Comme dans le scénario de La Porte du paradis, cela se termine par un massacre, pour le film et pour son réalisateur –il est significatif que le prochain qui s’avisera de raconter une histoire comparable, 20 ans plus tard, Martin Scorsese avec Gangs of New York, verra son film subir un sort comparable, même si lui saura en éviter les pires conséquences sur sa carrière.

Au-delà du mythe

Sa carrière de cinéaste ne se limite pourtant pas aux deux grands gestes devenus mythiques

Désigné comme coupable de tous les maux par les médias et l’industrie, Cimino, lui, ne s’en remettra pas vraiment. Sa carrière de cinéaste ne se limite pourtant pas aux deux grands gestes devenus mythiques que sont son deuxième et son troisième long métrage. Avant cela, remarqué comme scénariste, il avait débuté en réalisant le réjouissant et très tonique Le Canardeur, dont on préfère se souvenir sous son titre original, Thunderbolt and Lightfoot, 1974. Clint Eastwood et Jeff Bridges y étaient les héros d’un cocktail de comédie, d’action et de chronique provinciale, revisitant les genres avec une nonchalance tout à fait gracieuse.

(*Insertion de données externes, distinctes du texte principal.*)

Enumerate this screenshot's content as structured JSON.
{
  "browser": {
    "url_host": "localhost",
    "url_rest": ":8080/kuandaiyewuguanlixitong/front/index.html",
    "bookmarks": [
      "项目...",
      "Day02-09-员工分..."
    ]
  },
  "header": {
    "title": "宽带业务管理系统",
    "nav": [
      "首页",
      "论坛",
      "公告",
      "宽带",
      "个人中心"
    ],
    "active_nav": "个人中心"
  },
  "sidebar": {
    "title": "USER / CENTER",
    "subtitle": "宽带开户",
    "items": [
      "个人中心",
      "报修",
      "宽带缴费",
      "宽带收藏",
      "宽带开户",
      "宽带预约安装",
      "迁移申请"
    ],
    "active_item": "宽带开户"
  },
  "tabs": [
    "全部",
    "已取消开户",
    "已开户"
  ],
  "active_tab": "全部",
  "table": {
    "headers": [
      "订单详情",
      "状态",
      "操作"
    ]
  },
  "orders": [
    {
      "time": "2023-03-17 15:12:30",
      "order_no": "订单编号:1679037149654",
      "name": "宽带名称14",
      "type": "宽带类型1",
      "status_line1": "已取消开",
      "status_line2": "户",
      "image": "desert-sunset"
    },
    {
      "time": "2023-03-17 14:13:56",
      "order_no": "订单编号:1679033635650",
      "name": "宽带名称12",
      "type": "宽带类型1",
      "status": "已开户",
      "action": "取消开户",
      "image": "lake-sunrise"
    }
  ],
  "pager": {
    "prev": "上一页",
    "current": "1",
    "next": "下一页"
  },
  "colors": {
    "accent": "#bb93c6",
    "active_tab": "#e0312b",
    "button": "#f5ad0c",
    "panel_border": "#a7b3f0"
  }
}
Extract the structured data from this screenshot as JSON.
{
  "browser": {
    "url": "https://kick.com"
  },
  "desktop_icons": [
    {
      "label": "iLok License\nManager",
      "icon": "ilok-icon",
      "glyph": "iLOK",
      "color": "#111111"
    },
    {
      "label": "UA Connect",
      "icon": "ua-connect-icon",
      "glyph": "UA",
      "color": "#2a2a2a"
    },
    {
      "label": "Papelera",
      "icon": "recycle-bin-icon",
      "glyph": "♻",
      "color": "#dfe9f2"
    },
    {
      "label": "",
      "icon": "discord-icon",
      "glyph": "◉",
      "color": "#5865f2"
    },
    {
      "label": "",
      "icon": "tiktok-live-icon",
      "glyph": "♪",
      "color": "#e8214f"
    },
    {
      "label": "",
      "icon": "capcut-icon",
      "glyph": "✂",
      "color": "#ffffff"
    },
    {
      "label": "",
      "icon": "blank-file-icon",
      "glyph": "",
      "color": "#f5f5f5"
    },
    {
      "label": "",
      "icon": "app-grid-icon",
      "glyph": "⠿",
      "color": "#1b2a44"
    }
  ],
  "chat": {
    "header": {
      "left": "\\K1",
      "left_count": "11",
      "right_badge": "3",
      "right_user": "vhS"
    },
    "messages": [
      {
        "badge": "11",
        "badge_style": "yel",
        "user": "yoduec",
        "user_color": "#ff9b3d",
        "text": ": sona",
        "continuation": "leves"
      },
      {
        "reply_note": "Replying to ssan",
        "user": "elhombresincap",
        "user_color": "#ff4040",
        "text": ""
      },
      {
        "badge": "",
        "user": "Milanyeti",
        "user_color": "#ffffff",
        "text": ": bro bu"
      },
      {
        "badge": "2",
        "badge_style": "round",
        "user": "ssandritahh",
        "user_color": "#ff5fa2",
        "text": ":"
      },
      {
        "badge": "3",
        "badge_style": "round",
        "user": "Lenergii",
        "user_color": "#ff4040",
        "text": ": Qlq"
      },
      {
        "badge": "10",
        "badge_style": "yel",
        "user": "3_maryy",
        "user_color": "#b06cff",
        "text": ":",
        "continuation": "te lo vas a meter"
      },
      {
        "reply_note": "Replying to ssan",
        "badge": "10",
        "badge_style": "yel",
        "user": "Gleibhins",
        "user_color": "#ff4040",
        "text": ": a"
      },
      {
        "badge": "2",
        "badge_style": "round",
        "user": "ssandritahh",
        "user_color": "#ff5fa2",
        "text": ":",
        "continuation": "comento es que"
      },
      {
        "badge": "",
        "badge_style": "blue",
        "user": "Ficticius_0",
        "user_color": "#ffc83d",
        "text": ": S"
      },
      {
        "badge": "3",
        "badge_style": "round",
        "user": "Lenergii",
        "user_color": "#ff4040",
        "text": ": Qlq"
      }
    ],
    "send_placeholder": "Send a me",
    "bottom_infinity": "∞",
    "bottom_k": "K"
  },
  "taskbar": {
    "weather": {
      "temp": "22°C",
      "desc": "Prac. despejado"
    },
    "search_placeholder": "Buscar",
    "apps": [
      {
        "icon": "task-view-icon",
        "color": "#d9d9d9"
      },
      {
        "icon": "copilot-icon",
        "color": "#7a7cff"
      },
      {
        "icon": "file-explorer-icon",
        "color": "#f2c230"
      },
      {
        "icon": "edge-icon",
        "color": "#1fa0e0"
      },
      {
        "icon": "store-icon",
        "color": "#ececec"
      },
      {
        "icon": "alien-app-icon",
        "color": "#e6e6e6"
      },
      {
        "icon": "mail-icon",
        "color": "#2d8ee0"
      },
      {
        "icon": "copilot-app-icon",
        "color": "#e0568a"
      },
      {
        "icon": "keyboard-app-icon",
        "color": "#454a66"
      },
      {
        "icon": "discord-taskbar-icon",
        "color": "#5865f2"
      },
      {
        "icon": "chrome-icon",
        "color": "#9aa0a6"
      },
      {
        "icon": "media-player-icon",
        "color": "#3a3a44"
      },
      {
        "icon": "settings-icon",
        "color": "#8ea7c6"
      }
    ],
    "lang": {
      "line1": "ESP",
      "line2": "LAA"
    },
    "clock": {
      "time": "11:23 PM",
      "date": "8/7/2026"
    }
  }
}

Michey Rourke dans L'Année du dragon

Des quatre longs métrages signés par Cimino après La Porte du paradis, le plus réussi est assurément le premier, L’Année du dragon où Mickey Rourke dans peut-être son meilleur rôle incarne un flic solitaire et mal embouché en guerre comme une mafia chinoise impitoyable qu’on peut aussi voir comme une métaphore du système des Studios.

Cette dimension «au deuxième degré» se retrouve avec le surprenant et injustement méprisé film suivant, Le Sicilien. Invention parfaitement légendaire autour du bandit Salvatore Giuliano, le film fait le pari – perdu, mais émouvant et impressionnant – d’un lyrisme visuel échevelé, d’une sorte d’opéra de couleurs et de mouvements, où on trouve des échos du 1900 de Bernardo Bertolucci.

Ce nouvel échec mène à un remake alimentaire, mais pas déshonorant, de La Maison des otages en 1990 (d’après le film de William Wyler en 1955). Toujours plus marginalisé, Cimino se lance alors dans Sunchaser (1996), tentative de trouver une issue à peu près aussi désespérée que la quête mystique du personnage de jeune indien cherchant la guérison de son cancer.

Depuis, Cimino n’apparaissait plus que de loin en loin dans des festivals, il avait accepté de superviser la version longue et numérisée de la Porte du paradis, et contribué en 2007 au film collectif A chacun son cinéma célébrant les 60 ans du Festival de Cannes avec un court métrage endiablé et auto-ironique, No Translation Needed.